LVZ: Führung gefragt
Archivmeldung vom 26.11.2005
Bitte beachten Sie, dass die Meldung den Stand der Dinge zum Zeitpunkt ihrer Veröffentlichung am 26.11.2005 wiedergibt. Eventuelle in der Zwischenzeit veränderte Sachverhalte bleiben daher unberücksichtigt.

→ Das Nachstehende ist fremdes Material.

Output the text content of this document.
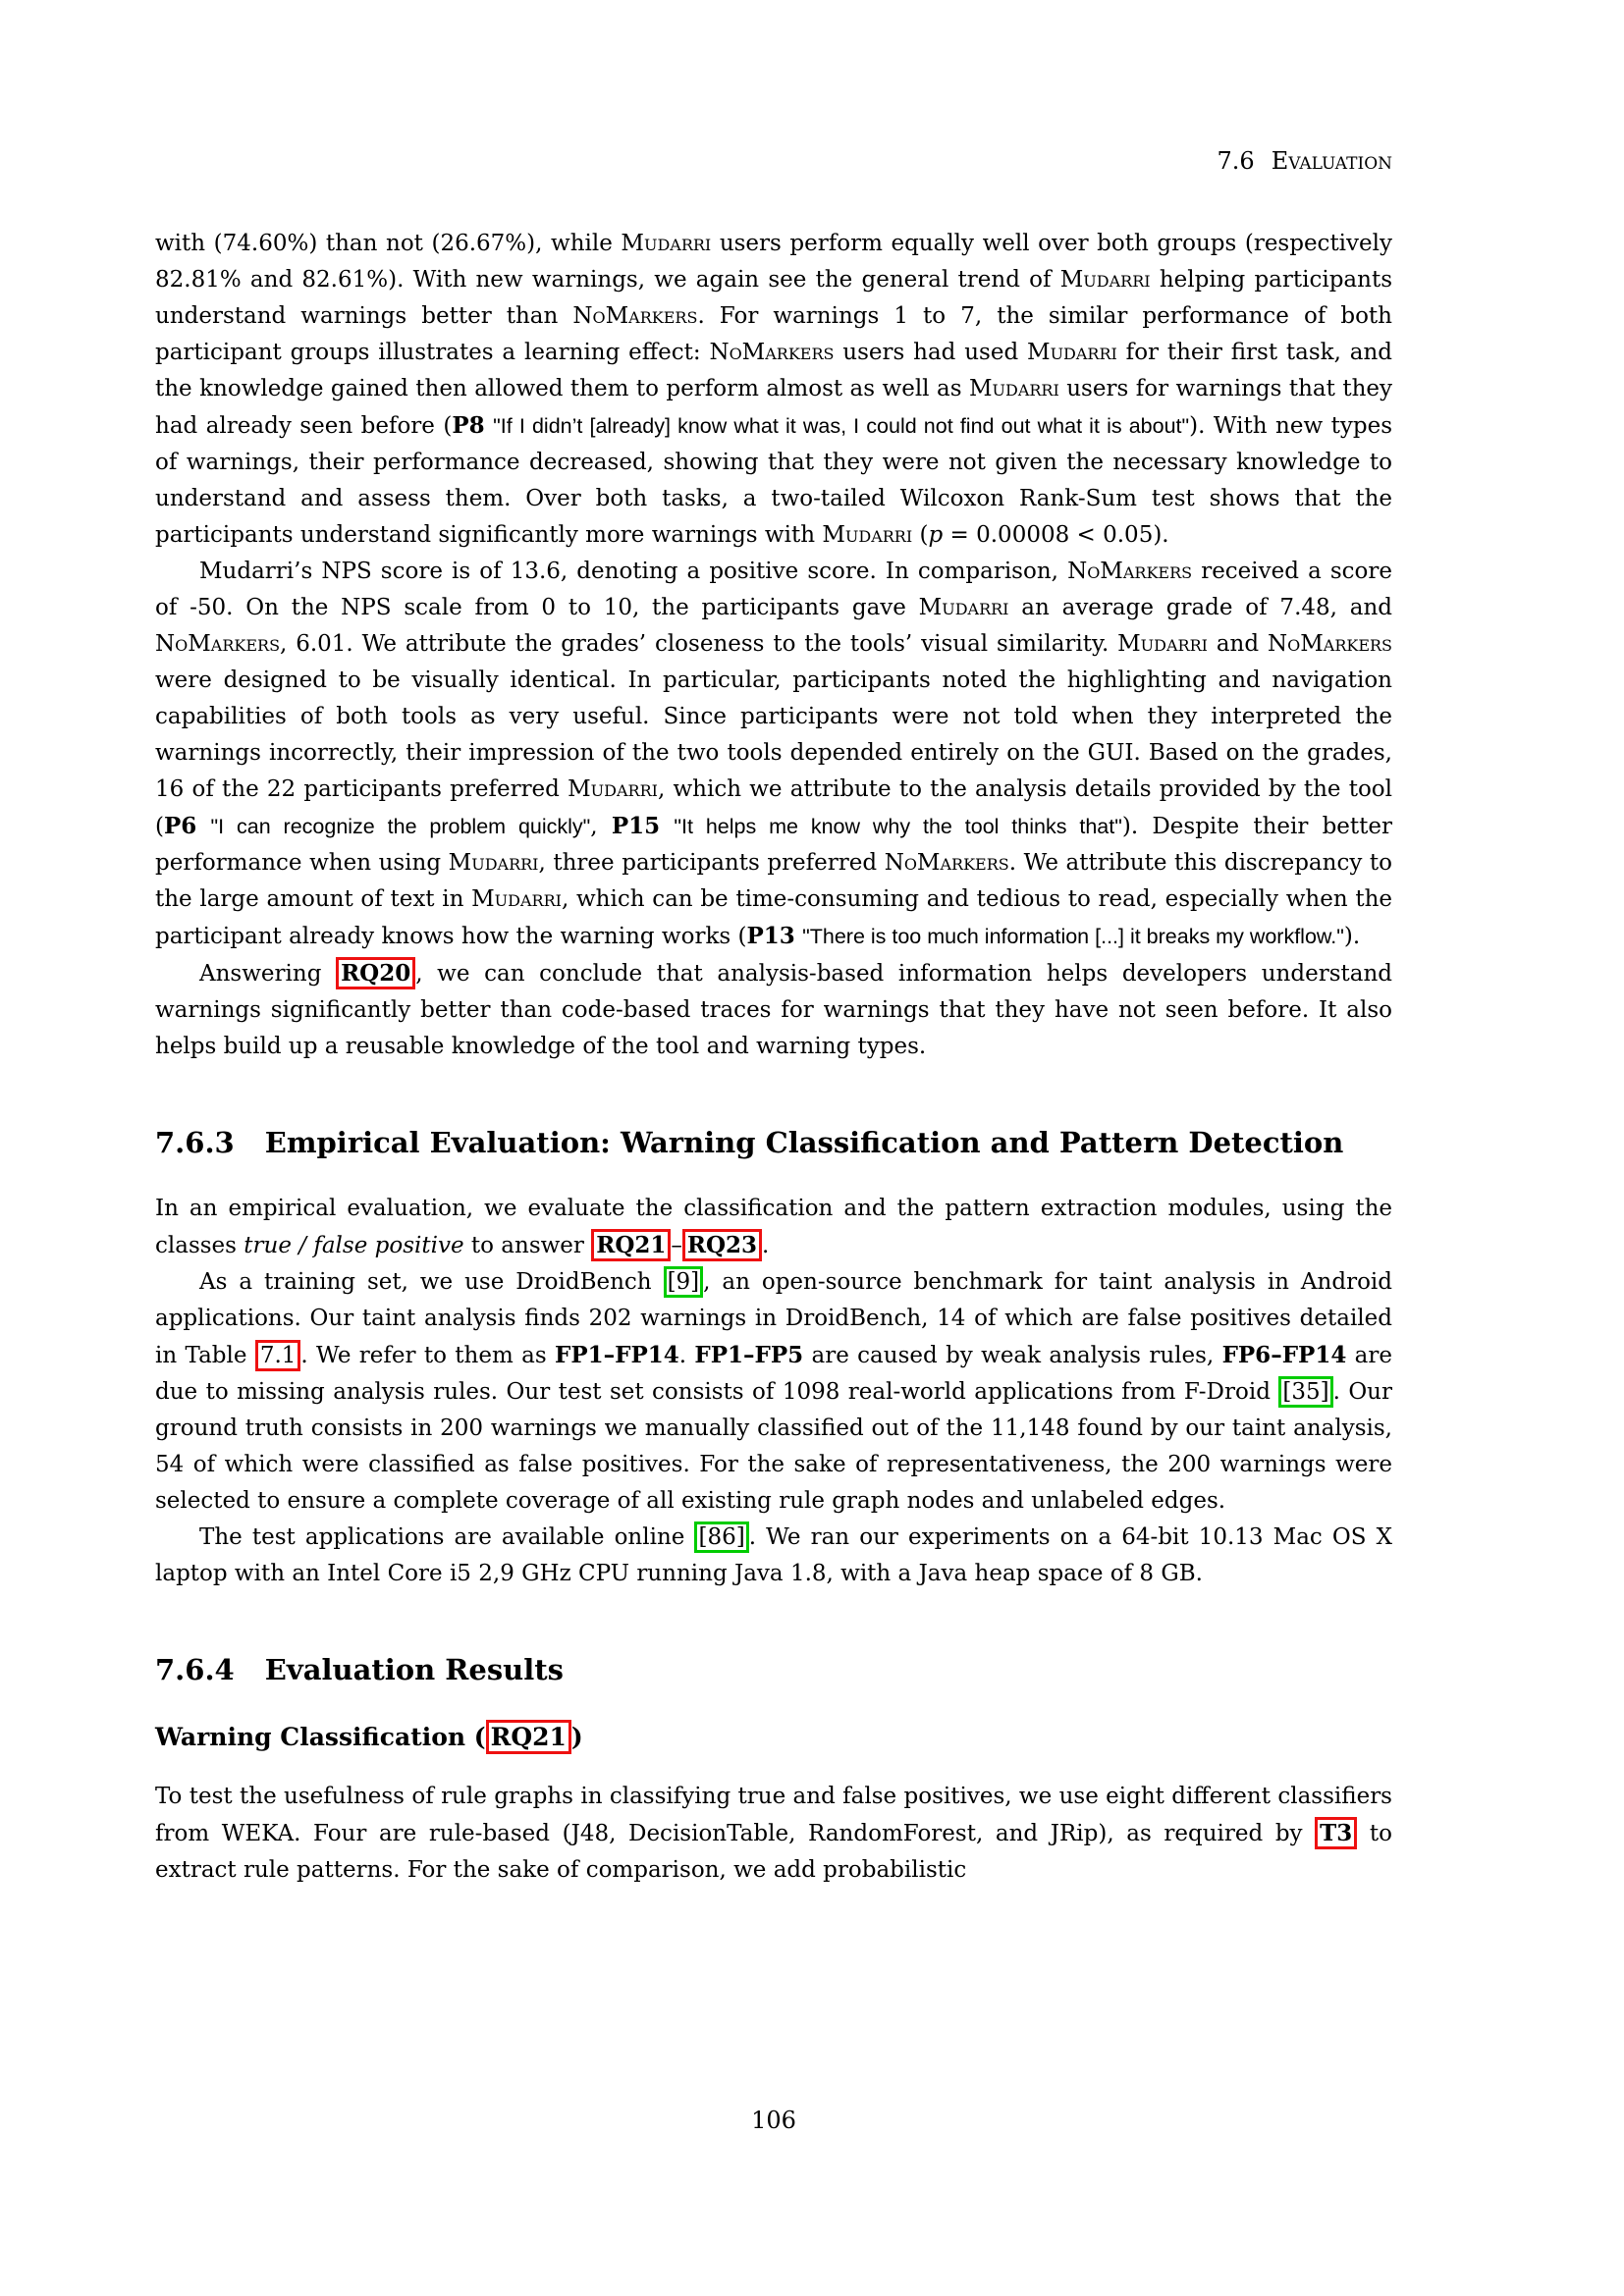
7.6 Evaluation

with (74.60%) than not (26.67%), while Mudarri users perform equally well over both groups (respectively 82.81% and 82.61%). With new warnings, we again see the general trend of Mudarri helping participants understand warnings better than NoMarkers. For warnings 1 to 7, the similar performance of both participant groups illustrates a learning effect: NoMarkers users had used Mudarri for their first task, and the knowledge gained then allowed them to perform almost as well as Mudarri users for warnings that they had already seen before (P8 "If I didn’t [already] know what it was, I could not find out what it is about"). With new types of warnings, their performance decreased, showing that they were not given the necessary knowledge to understand and assess them. Over both tasks, a two-tailed Wilcoxon Rank-Sum test shows that the participants understand significantly more warnings with Mudarri (p = 0.00008 < 0.05).

Mudarri’s NPS score is of 13.6, denoting a positive score. In comparison, NoMarkers received a score of -50. On the NPS scale from 0 to 10, the participants gave Mudarri an average grade of 7.48, and NoMarkers, 6.01. We attribute the grades’ closeness to the tools’ visual similarity. Mudarri and NoMarkers were designed to be visually identical. In particular, participants noted the highlighting and navigation capabilities of both tools as very useful. Since participants were not told when they interpreted the warnings incorrectly, their impression of the two tools depended entirely on the GUI. Based on the grades, 16 of the 22 participants preferred Mudarri, which we attribute to the analysis details provided by the tool (P6 "I can recognize the problem quickly", P15 "It helps me know why the tool thinks that"). Despite their better performance when using Mudarri, three participants preferred NoMarkers. We attribute this discrepancy to the large amount of text in Mudarri, which can be time-consuming and tedious to read, especially when the participant already knows how the warning works (P13 "There is too much information [...] it breaks my workflow.").

Answering RQ20 , we can conclude that analysis-based information helps developers understand warnings significantly better than code-based traces for warnings that they have not seen before. It also helps build up a reusable knowledge of the tool and warning types.

7.6.3 Empirical Evaluation: Warning Classification and Pattern Detection

In an empirical evaluation, we evaluate the classification and the pattern extraction modules, using the classes true / false positive to answer RQ21 – RQ23 .

As a training set, we use DroidBench [9] , an open-source benchmark for taint analysis in Android applications. Our taint analysis finds 202 warnings in DroidBench, 14 of which are false positives detailed in Table 7.1 . We refer to them as FP1–FP14. FP1–FP5 are caused by weak analysis rules, FP6–FP14 are due to missing analysis rules. Our test set consists of 1098 real-world applications from F-Droid [35] . Our ground truth consists in 200 warnings we manually classified out of the 11,148 found by our taint analysis, 54 of which were classified as false positives. For the sake of representativeness, the 200 warnings were selected to ensure a complete coverage of all existing rule graph nodes and unlabeled edges.

The test applications are available online [86] . We ran our experiments on a 64-bit 10.13 Mac OS X laptop with an Intel Core i5 2,9 GHz CPU running Java 1.8, with a Java heap space of 8 GB.

7.6.4 Evaluation Results
Warning Classification ( RQ21 )

To test the usefulness of rule graphs in classifying true and false positives, we use eight different classifiers from WEKA. Four are rule-based (J48, DecisionTable, RandomForest, and JRip), as required by T3 to extract rule patterns. For the sake of comparison, we add probabilistic

106
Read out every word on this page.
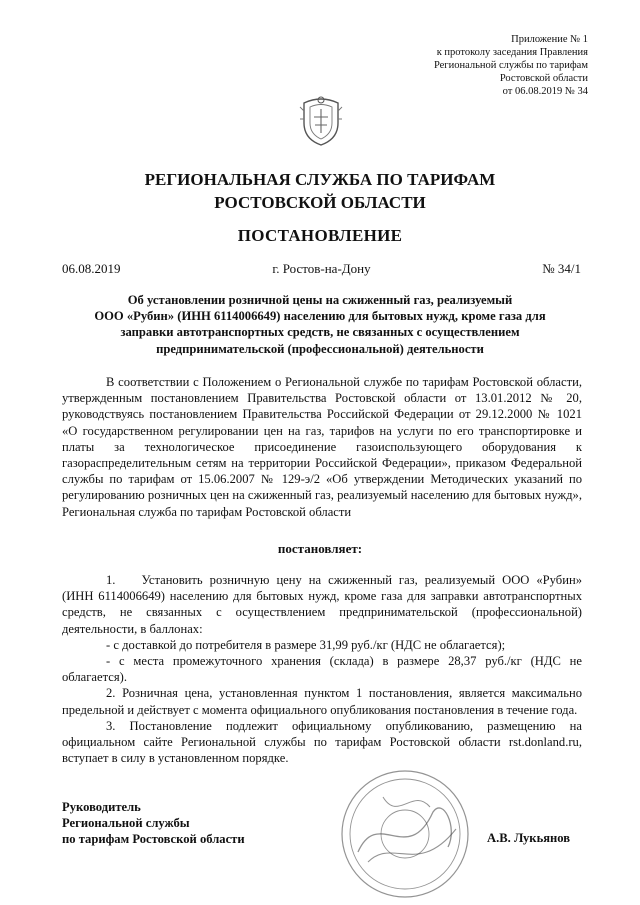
Приложение № 1
к протоколу заседания Правления
Региональной службы по тарифам
Ростовской области
от 06.08.2019 № 34
РЕГИОНАЛЬНАЯ СЛУЖБА ПО ТАРИФАМ
РОСТОВСКОЙ ОБЛАСТИ
ПОСТАНОВЛЕНИЕ
06.08.2019	г. Ростов-на-Дону	№ 34/1
Об установлении розничной цены на сжиженный газ, реализуемый
ООО «Рубин» (ИНН 6114006649) населению для бытовых нужд, кроме газа для
заправки автотранспортных средств, не связанных с осуществлением
предпринимательской (профессиональной) деятельности

В соответствии с Положением о Региональной службе по тарифам Ростовской области, утвержденным постановлением Правительства Ростовской области от 13.01.2012 № 20, руководствуясь постановлением Правительства Российской Федерации от 29.12.2000 № 1021 «О государственном регулировании цен на газ, тарифов на услуги по его транспортировке и платы за технологическое присоединение газоиспользующего оборудования к газораспределительным сетям на территории Российской Федерации», приказом Федеральной службы по тарифам от 15.06.2007 № 129-э/2 «Об утверждении Методических указаний по регулированию розничных цен на сжиженный газ, реализуемый населению для бытовых нужд», Региональная служба по тарифам Ростовской области

постановляет:

1. Установить розничную цену на сжиженный газ, реализуемый ООО «Рубин» (ИНН 6114006649) населению для бытовых нужд, кроме газа для заправки автотранспортных средств, не связанных с осуществлением предпринимательской (профессиональной) деятельности, в баллонах:

- с доставкой до потребителя в размере 31,99 руб./кг (НДС не облагается);

- с места промежуточного хранения (склада) в размере 28,37 руб./кг (НДС не облагается).

2. Розничная цена, установленная пунктом 1 постановления, является максимально предельной и действует с момента официального опубликования постановления в течение года.

3. Постановление подлежит официальному опубликованию, размещению на официальном сайте Региональной службы по тарифам Ростовской области rst.donland.ru, вступает в силу в установленном порядке.

Руководитель
Региональной службы
по тарифам Ростовской области	А.В. Лукьянов
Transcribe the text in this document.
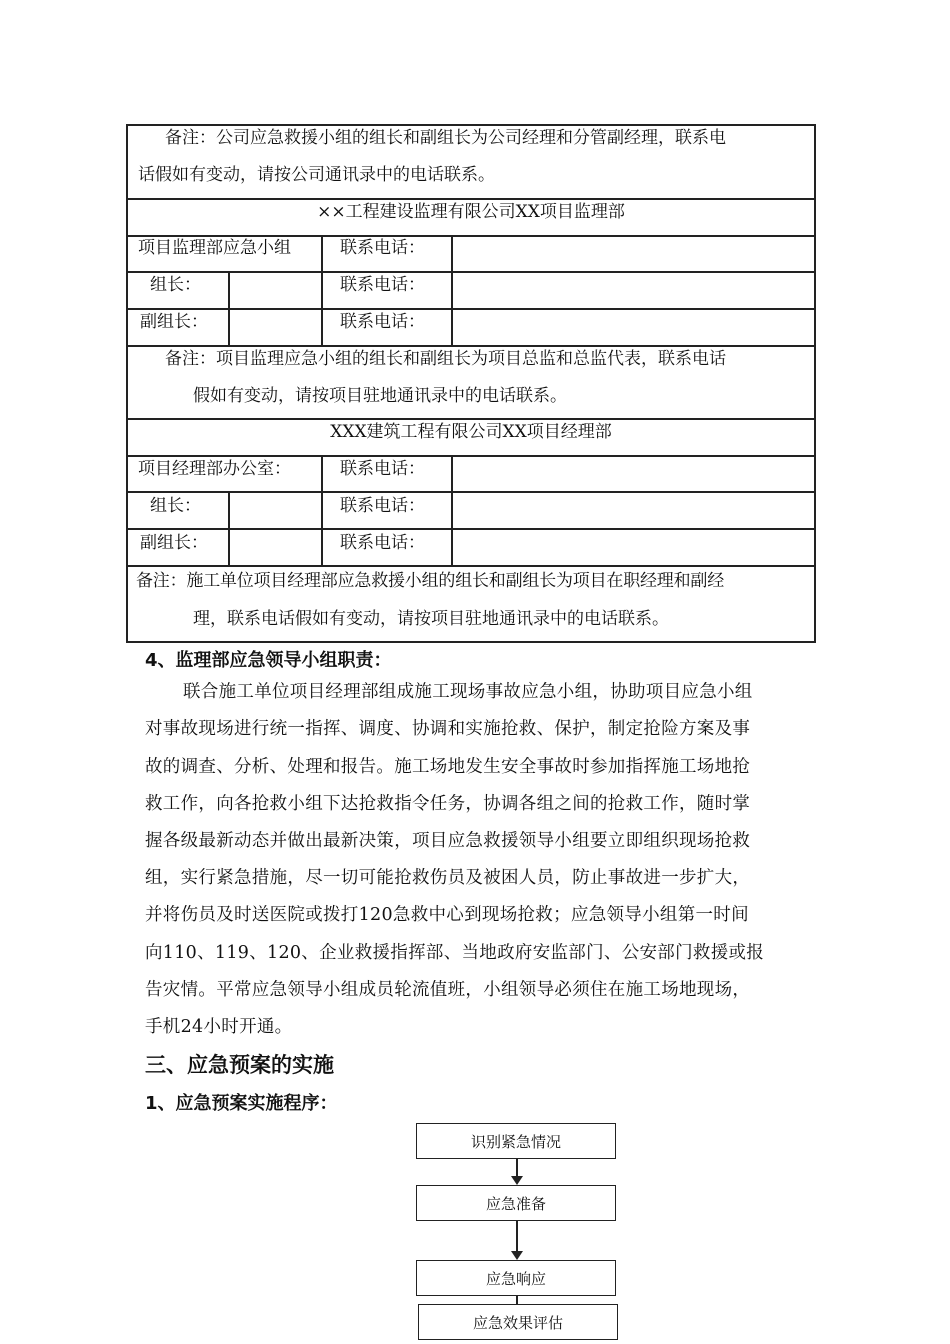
备注：公司应急救援小组的组长和副组长为公司经理和分管副经理，联系电
话假如有变动，请按公司通讯录中的电话联系。
××工程建设监理有限公司XX项目监理部
项目监理部应急小组	联系电话：
组长：	联系电话：
副组长：	联系电话：
备注：项目监理应急小组的组长和副组长为项目总监和总监代表，联系电话
假如有变动，请按项目驻地通讯录中的电话联系。
XXX建筑工程有限公司XX项目经理部
项目经理部办公室：	联系电话：
组长：	联系电话：
副组长：	联系电话：
备注：施工单位项目经理部应急救援小组的组长和副组长为项目在职经理和副经
理，联系电话假如有变动，请按项目驻地通讯录中的电话联系。
4、监理部应急领导小组职责：
联合施工单位项目经理部组成施工现场事故应急小组，协助项目应急小组
对事故现场进行统一指挥、调度、协调和实施抢救、保护，制定抢险方案及事
故的调查、分析、处理和报告。施工场地发生安全事故时参加指挥施工场地抢
救工作，向各抢救小组下达抢救指令任务，协调各组之间的抢救工作，随时掌
握各级最新动态并做出最新决策，项目应急救援领导小组要立即组织现场抢救
组，实行紧急措施，尽一切可能抢救伤员及被困人员，防止事故进一步扩大，
并将伤员及时送医院或拨打120急救中心到现场抢救；应急领导小组第一时间
向110、119、120、企业救援指挥部、当地政府安监部门、公安部门救援或报
告灾情。平常应急领导小组成员轮流值班，小组领导必须住在施工场地现场，
手机24小时开通。
三、应急预案的实施
1、应急预案实施程序：
识别紧急情况
应急准备
应急响应
应急效果评估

Freigeschaltet durch Thorsten SchmittDen Stein der Weisen haben die Regierungschefs der neuen Länder, Berlins und der neue Aufbau-Ost-Minister Wolfgang Tiefensee auch gestern nicht gefunden. Wie denn auch? Schon viele haben es versucht, und bis auf Harry Potter sind bislang alle gescheitert. Und deshalb waren die Erwartungen an das Spitzentreffen in der Hauptstadt von vornherein auch gering gewesen.
Zumindest, was das Auffinden eines
Königsweges anbelangt, der zu blühenden Landschaften führt.
Wirtschaftlich und nicht botanisch betrachtet wohlgemerkt.
Die Parameter für das Spitzentreffen waren jedenfalls schon im
Vorfeld festgelegt: Die Investitionszulage wird fortgeführt, und die
für den Aufbau Ost im Solidarpakt 2 vorgesehenen Mittel in Höhe von
51 Milliarden Euro sollen bis ins Jahr 2019 fließen. Draufgesattelt
wird nicht, weil Finanzminister Peer Steinbrücks Haushalt aus dem
letzten Loch pfeift und Deutschland auch dieses Jahr mit Pauken und
Trompeten die Maastricht-Kriterien brechen wird.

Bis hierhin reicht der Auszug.